Because Tretyakov was concerned about fine painting as well as important sitters, the exhibition is also a journey through changing artistic fashions and an introduction to artists we might otherwise not know. It moves from the realism of Vasily Perov, Nikolai Ge, and Repin himself to the impressionist-influenced work of Valentin Serov, including a stately Sargent-like painting of the actress Maria Shermolova. In a different mode, in 1910 Serov painted the collector of modern French art Ivan Morosov, using a flat “Russian realist” style to make Morozov stand out against a colorful Matisse. On this journey through styles, we encounter, too, the pioneering—almost proto-Cubist—expressionism of Mikhail Vrubel. Though much admired, this works less well in this show: one drawback of the NPG’s spaces is that in the relatively small rooms Vrubel’s fragmented, mosaic-like technique disintegrates into disturbingly scattered blocks.
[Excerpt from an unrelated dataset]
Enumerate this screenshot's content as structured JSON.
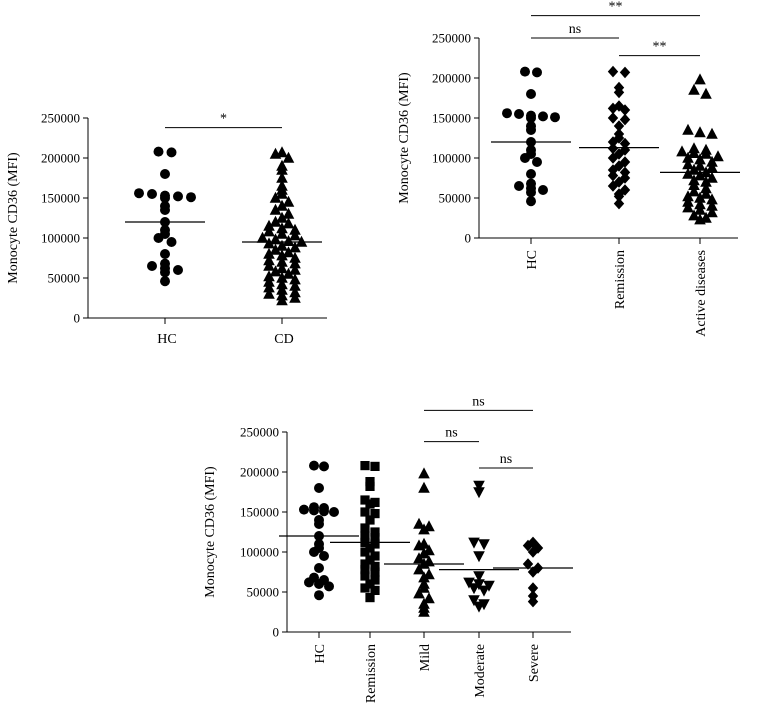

And at the end there is a different, yet familiar, problem: If we care about the people, does the quality of the painting matter? Here are two writers, the poet Nikolai Gumilev, executed for counter-revolutionary activity in 1921, and his wife Anna Akhmatova, both painted by Olga Della-Vos-Kardovskaia, in a Munch-like Symbolist style. These are not great paintings. Yet the Akhmatova portrait undoubtedly “succeeds,” for we know who she is. Here she sits, a proud heroic profile against a glowing sky, depicted in 1914 on the brink of a lifetime of surveillance and persecution that could never drown her poetry or silence her brave opposition to the horrors she saw.
“Russian and the Arts: The Age of Tolstoy and Tchaikovsky,” is on view at the National Portrait Gallery in London through June 26.